I recently installed FreeBSD 10.0-RELEASE (amd64) on a Samsung NP-N145-JP03AU netbook.  I am attempting to configure a high resolution console (1024x600) and also wanting to use that same resolution (native) in x11/xorg.  However, when performing `vidcontrol -i mode` it only reports a maximum resolution of 800x600.

I also have this problem in x11/xorg whereby if I attempt to configure /etc/X11/xorg.conf with a resolution of 1024x600, it only displays in 800x600.  I have confirmed the display can run at 1024x600 as it previously ran Windows 7 and I have successfully tested X.Org operation via a Xubuntu live-USB boot and by installing OpenBSD.  There are also issues with using the intel driver in x11/xorg but I assume this just requires a kernel rebuild with KMS enabled.

I have also looked at the syscons(4) man page but nothing seems to pop-out at me.  Can anyone please help? 

Regards.


----------



## wblock@ (Mar 14, 2014)

Support of VESA resolutions in console mode depends on the VESA BIOS, and options VESA in the kernel.

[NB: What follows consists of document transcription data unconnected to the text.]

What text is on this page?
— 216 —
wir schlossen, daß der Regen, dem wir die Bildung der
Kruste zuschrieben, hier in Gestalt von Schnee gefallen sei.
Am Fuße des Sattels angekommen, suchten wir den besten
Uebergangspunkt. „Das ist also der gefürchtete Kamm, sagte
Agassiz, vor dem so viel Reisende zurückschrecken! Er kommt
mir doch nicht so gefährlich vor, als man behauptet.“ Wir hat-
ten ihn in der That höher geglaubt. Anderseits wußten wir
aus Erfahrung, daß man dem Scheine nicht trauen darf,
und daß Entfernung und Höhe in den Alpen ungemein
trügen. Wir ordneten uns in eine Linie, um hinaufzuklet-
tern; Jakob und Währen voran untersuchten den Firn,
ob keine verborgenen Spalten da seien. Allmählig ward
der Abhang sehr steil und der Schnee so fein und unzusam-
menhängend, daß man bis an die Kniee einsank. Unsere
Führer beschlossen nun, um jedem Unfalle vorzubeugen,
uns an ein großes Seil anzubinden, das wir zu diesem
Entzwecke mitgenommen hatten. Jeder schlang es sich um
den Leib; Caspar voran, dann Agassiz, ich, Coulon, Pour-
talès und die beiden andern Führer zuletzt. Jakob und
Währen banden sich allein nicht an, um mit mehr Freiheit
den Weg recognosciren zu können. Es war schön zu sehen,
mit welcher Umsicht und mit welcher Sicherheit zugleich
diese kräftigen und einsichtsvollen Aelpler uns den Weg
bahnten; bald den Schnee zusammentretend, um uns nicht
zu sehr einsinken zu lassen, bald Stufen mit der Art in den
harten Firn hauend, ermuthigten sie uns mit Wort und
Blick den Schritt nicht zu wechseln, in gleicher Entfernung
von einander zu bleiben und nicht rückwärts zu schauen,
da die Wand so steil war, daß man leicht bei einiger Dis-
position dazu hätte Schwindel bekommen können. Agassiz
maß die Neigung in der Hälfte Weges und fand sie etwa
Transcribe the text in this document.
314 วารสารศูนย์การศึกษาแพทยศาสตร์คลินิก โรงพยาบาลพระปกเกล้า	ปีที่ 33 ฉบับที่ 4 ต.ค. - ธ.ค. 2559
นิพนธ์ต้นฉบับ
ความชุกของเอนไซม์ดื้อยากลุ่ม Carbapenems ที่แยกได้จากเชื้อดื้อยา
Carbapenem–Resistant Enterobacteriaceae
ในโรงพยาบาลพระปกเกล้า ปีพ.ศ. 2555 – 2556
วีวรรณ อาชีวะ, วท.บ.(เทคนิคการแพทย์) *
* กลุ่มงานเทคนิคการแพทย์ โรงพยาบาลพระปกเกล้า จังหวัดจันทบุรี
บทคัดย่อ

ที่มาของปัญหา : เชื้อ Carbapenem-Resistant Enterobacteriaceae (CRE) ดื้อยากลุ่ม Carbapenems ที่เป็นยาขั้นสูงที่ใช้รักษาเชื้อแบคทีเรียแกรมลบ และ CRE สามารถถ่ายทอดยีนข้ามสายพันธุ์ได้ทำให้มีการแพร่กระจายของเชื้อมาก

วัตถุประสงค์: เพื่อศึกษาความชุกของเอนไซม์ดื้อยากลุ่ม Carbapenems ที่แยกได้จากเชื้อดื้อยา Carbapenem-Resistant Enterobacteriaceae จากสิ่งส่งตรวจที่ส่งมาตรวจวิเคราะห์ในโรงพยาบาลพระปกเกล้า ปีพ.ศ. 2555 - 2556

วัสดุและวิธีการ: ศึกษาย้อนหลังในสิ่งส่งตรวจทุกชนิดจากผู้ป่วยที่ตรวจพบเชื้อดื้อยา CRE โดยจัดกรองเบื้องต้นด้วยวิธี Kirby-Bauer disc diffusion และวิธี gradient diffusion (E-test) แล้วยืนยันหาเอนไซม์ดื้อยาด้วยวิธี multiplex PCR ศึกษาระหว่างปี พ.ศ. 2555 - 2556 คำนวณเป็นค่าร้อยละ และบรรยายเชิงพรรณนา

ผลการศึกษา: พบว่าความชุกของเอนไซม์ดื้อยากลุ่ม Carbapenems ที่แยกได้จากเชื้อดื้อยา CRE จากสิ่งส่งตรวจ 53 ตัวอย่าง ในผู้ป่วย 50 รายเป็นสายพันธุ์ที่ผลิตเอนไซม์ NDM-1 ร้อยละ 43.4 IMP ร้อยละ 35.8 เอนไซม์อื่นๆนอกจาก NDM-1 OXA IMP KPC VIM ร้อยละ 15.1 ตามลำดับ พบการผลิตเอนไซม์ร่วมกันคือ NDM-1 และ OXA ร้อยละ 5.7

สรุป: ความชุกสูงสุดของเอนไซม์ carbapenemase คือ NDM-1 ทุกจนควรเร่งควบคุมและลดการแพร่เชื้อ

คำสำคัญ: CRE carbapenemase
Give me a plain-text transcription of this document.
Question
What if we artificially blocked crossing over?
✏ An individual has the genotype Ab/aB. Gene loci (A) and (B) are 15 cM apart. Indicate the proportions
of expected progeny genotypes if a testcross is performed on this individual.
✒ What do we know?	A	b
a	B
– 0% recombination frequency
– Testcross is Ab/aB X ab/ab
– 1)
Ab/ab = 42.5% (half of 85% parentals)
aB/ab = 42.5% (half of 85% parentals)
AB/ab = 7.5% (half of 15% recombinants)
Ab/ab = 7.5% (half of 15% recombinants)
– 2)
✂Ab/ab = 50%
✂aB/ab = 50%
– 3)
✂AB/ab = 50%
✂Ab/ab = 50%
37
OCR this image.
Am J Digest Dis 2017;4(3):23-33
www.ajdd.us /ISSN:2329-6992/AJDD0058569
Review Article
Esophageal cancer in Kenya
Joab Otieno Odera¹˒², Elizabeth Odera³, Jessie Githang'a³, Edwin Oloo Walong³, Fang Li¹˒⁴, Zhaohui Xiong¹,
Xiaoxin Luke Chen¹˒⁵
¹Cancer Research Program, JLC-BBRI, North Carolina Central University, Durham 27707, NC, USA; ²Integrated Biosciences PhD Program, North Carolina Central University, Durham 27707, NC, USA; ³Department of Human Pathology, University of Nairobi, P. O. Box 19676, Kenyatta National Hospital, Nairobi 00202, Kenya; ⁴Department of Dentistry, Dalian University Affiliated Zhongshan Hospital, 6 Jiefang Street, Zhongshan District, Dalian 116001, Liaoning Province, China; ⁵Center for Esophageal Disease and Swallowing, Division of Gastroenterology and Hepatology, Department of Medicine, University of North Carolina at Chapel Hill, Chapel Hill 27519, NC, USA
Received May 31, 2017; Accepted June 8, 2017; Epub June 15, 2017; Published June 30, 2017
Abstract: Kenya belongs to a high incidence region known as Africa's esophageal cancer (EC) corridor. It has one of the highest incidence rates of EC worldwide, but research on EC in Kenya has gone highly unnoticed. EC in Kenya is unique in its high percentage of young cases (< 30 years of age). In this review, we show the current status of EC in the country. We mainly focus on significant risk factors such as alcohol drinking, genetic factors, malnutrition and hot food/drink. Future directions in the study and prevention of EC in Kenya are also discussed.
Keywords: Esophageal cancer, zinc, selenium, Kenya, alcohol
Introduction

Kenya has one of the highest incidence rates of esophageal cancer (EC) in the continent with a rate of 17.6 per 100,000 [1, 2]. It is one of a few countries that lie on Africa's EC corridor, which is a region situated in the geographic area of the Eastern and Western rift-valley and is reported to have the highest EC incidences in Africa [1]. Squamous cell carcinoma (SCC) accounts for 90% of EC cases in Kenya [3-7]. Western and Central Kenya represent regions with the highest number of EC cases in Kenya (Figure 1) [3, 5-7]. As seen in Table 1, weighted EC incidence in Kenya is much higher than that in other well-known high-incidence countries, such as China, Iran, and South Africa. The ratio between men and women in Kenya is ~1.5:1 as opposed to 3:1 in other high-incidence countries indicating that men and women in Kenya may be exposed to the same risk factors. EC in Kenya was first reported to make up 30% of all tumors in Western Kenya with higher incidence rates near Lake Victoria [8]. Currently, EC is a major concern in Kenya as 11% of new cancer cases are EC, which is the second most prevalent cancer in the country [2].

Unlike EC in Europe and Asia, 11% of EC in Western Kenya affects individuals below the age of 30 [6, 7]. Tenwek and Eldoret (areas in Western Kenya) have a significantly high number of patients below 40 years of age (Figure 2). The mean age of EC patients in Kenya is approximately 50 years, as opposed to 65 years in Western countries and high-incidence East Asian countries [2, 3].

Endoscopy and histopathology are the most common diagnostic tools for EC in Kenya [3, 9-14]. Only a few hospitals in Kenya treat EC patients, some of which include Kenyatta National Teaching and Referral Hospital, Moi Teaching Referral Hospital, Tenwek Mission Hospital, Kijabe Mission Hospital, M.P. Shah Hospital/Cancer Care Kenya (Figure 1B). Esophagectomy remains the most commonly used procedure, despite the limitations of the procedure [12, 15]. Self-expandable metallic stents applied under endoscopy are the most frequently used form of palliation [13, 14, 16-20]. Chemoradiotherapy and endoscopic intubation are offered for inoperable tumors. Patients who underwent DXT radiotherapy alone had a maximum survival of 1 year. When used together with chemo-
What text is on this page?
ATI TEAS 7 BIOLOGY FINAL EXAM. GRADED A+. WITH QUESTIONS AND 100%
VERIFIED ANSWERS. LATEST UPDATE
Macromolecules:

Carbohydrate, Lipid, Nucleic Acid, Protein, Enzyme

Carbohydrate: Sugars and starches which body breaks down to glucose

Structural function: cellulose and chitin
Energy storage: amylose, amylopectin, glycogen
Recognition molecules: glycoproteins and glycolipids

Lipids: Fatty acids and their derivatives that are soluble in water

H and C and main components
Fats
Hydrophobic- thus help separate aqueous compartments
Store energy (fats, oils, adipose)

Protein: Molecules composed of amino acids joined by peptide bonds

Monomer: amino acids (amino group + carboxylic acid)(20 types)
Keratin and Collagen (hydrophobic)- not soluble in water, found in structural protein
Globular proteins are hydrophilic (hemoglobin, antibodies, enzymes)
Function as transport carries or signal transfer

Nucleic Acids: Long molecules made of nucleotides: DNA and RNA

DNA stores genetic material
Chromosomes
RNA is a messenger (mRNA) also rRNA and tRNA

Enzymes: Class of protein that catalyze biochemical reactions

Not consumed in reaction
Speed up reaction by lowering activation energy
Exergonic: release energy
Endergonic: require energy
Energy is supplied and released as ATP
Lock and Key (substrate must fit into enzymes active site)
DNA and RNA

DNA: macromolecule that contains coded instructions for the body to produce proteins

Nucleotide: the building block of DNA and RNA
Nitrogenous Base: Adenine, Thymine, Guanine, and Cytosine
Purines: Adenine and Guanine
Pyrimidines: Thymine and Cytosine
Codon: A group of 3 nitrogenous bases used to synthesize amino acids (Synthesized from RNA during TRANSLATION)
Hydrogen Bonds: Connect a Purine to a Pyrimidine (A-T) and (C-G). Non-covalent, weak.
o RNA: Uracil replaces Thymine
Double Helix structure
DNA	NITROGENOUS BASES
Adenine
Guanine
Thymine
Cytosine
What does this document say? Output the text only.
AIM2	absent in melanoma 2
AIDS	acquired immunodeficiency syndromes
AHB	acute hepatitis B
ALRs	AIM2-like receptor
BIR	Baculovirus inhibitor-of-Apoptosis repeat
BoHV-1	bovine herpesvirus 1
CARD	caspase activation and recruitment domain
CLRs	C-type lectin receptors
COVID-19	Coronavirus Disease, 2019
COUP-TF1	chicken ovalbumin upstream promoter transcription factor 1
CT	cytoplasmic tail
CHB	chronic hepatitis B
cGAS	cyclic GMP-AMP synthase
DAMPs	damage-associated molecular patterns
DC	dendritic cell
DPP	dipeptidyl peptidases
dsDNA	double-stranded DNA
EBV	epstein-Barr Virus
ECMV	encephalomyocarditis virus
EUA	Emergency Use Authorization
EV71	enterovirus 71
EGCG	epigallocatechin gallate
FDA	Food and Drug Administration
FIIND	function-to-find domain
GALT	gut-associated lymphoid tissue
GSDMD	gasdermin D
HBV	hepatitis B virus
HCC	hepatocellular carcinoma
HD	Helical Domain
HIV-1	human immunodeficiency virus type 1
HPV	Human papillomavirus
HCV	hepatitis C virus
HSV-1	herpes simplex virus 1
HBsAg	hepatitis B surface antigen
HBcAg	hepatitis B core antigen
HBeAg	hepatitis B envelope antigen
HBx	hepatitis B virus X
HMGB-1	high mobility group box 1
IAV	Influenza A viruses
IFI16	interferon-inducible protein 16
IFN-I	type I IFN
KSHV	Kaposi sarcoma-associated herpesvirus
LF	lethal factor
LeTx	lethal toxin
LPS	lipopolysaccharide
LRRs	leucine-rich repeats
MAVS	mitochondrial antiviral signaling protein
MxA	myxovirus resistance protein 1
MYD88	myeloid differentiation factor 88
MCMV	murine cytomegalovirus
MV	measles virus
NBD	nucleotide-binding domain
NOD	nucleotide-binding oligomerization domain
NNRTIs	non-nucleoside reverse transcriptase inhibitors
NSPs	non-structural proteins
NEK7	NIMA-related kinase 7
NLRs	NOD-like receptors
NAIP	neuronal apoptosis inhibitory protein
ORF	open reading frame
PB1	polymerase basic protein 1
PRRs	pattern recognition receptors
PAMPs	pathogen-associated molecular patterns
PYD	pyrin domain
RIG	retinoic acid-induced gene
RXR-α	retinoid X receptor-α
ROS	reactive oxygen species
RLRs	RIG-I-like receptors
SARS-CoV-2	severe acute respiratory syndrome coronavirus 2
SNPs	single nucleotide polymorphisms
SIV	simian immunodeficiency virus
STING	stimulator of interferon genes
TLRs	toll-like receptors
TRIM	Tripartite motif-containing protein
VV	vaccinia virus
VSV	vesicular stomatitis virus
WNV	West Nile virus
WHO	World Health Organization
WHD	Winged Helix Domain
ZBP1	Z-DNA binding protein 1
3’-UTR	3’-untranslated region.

For X, yes, the KMS drivers are needed.

Soon, or maybe already, the vt(9) code will be MFCed to 10-STABLE, and then higher resolutions will be available for the console.  These require a custom kernel with options as shown in /usr/src/sys/amd64/conf/VT.


----------



## AtariAvenger (Mar 18, 2014)

Thank you for the reply.


----------



## wblock@ (Mar 18, 2014)

Over the last couple of days, I've been trying the new console driver on a couple of systems, and it works.  There is no man page yet, so I'm not sure how to change resolutions.  On startup, it uses a default, maybe 640x480 or 800x600.  After X has been started, it uses the same resolution as X.  It still needs some polishing, but is getting there.


----------



## srobert (Mar 18, 2014)

wblock@ said:
			
		

> Support of VESA resolutions in console mode depends on the VESA BIOS, and options VESA in the kernel.


For a laptop or netbook, it might be better to load VESA as a module since having it enabled in the kernel may interfere with suspend/resume.


----------



## wblock@ (Mar 18, 2014)

vt(9) is a replacement for the VESA modes.


----------



## AtariAvenger (Mar 24, 2014)

Ok, I might checkout vt(9) in the 10-STABLE branch.  Cheers.


----------



## wblock@ (Mar 24, 2014)

I've been running it for a while now.  There's no way to set console resolution yet, although it keeps the mode that X was using.


----------



## SirDice (Mar 25, 2014)

How is the speed of the console at resolution? That was one of the reasons for me to ditch the whole graphical console (sc(4) and vidcontrol(1)), it was just too slow.


----------



## wblock@ (Mar 25, 2014)

It's difficult to judge.  A week ago, I'd have said it's slow.  Trying it today, it seems acceptable, although not as fast as a text-based console.  Last week, I installed a faster Radeon card, and that may be the difference.  I don't know if vt(9) uses 2D acceleration, although that seems technically possible.


----------



## AtariAvenger (Apr 3, 2014)

I gave up on the high resolution console idea.  I ended up installing x11/xorg from ports to get the Intel driver working and now just use x11-wm/dwm with an x11/xterm and sysutils/tmux session running full screen.

On a netbook with 1 Gib of RAM, I still have close to 800 MiB available with all that running.


----------